De plus, par la désindustrialisation, le développement des colonies n’a pas seulement diminué, il a reculé. Une fois les industries fermées, la population s’est retrouvée au chômage; les colonies se tournèrent alors vers l’agriculture d’exportation. Cela aurait pu engendrer des profits pour elles, mais il en fut autrement. La métropole, qui exigeait les meilleurs produits agricoles, s’appropria les meilleures terres.  Les profits engendrés retournaient donc à la métropole. Pour leur part, les habitants des colonies se retrouvèrent avec des terres pauvres, donnant de piètres récoltes. Comment un pays peut-il se développer, et ce dans tous les sens du terme, si ses travailleurs sont contraints au chômage et qu’ils n’ont pas accès à des aliments de qualité ?

De plus, le colonialisme ne favorisa pas l’épanouissement des colonies puisque les métropoles obligèrent les colonies à se tourner vers une économie rentière, une économie orientée vers la vente de produits non transformés, tels les aliments et les produits miniers. Donc, des produits avec une très faible plus-value. De plus, ce type d’économie nécessite peu d’avancées technologiques. Les pays du Tiers-Monde, continuent donc, encore et toujours, de cultiver leurs terres et d’exploiter leurs sols, pratiquement comme ils le faisaient avant la colonisation. Le colonialisme n’a pas permis aux colonies de se développer, car celles-ci ont été contraintes, par les métropoles, à une économie rentière inefficace et à un développement technologique presque nul.

La colonisation eut aussi un effet dévastateur du point de vue politique dans les colonies. Les colonies, surtout celle d’Afrique, ont hérité avec l’assujettissement à la métropole, d’un système gouvernemental près de la dictature. Un système où celui qui détient le pouvoir, et ce par la force, accumule sans cesse le profit sur le dos de la population. En montrant aux colonies un système organisé autour de la force, les métropoles ont corrompu les gouvernements et ouvert la voie aux dictatures militaires. Un mauvais gouvernement peut difficilement mettre en place de bonnes politiques de développement si son principal objectif est d’accumuler des richesses pour son chef d’État.  La colonisation est responsable d’avoir engendré des systèmes totalitaires et répressifs dans les colonies, puisque celles-ci ne firent qu’imiter les systèmes utilisés par la métropole.
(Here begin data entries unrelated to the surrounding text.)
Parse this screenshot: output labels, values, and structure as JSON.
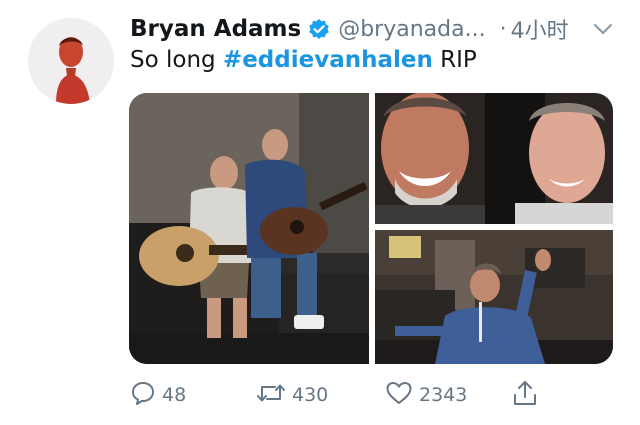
{
  "tweet": {
    "display_name": "Bryan Adams",
    "handle": "@bryanada...",
    "separator": "·",
    "time": "4小时",
    "text_prefix": "So long ",
    "hashtag": "#eddievanhalen",
    "text_suffix": " RIP",
    "verified": true
  },
  "media": [
    {
      "name": "photo-guitars"
    },
    {
      "name": "photo-selfie"
    },
    {
      "name": "photo-studio"
    }
  ],
  "actions": {
    "reply_count": "48",
    "retweet_count": "430",
    "like_count": "2343"
  },
  "icons": {
    "verified": "verified-badge-icon",
    "caret": "chevron-down-icon",
    "reply": "reply-icon",
    "retweet": "retweet-icon",
    "like": "heart-icon",
    "share": "share-icon"
  },
  "colors": {
    "name": "#14171a",
    "secondary": "#657786",
    "link": "#1b95e0",
    "verified": "#1da1f2"
  }
}
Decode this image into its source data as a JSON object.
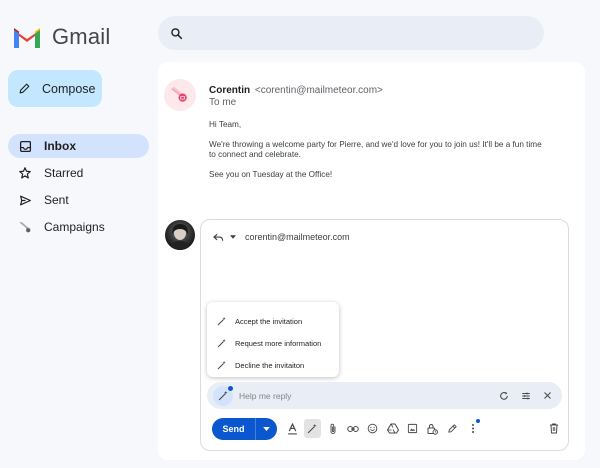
{
  "app": {
    "name": "Gmail"
  },
  "search": {
    "placeholder": ""
  },
  "compose": {
    "label": "Compose"
  },
  "nav": {
    "items": [
      {
        "label": "Inbox",
        "icon": "inbox-icon",
        "active": true
      },
      {
        "label": "Starred",
        "icon": "star-icon",
        "active": false
      },
      {
        "label": "Sent",
        "icon": "send-icon",
        "active": false
      },
      {
        "label": "Campaigns",
        "icon": "comet-icon",
        "active": false
      }
    ]
  },
  "email": {
    "sender_name": "Corentin",
    "sender_email": "<corentin@mailmeteor.com>",
    "to": "To me",
    "greeting": "Hi Team,",
    "paragraph1": "We're throwing a welcome party for Pierre, and we'd love for you to join us! It'll be a fun time to connect and celebrate.",
    "paragraph2": "See you on Tuesday at the Office!"
  },
  "reply": {
    "recipient": "corentin@mailmeteor.com",
    "help_placeholder": "Help me reply",
    "send_label": "Send"
  },
  "suggestions": [
    {
      "label": "Accept the invitation"
    },
    {
      "label": "Request more information"
    },
    {
      "label": "Decline the invitaiton"
    }
  ],
  "colors": {
    "accent": "#0b57d0",
    "compose_bg": "#c2e7ff",
    "nav_active_bg": "#d3e3fd",
    "page_bg": "#f6f8fc"
  }
}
Il est donc juste d’affirmer que la colonisation est responsable du développement de l’Occident et des retards du Tiers-Monde, mais pas avec la même intensité. En fait, le rôle joué par le colonialisme dans le développement de l’Occident est indéniable, mais beaucoup moins important que celui qu’il a joué dans les colonies. Pour celles-ci, le colonialisme est directement responsable de leurs retards. Les colonies furent, pour les puissances occidentales, une source de revenus supplémentaires, tandis que la métropole n’apporta rien de bons pour ces colonies et freina drastiquement leur développement. La colonisation a aujourd’hui changé de visage, mais existe toujours. Les politiques d’ajustement structurel imposées par le FMI et la Banque mondiale aux pays les plus pauvres sont analogues aux politiques commerciales imposées aux colonies par leur métropole. Dans chacun des cas, les colonisés ont perdu leur souveraineté.

Notes

  1. BAIROCH, Paul, Mythes et paradoxes de l’histoire économique.  Édition La Découverte/Poche.  Collection Sciences humaines et sociales, Paris,1999.
  2. Idem.
  3. Idem.
  4. Idem.
  5. Idem.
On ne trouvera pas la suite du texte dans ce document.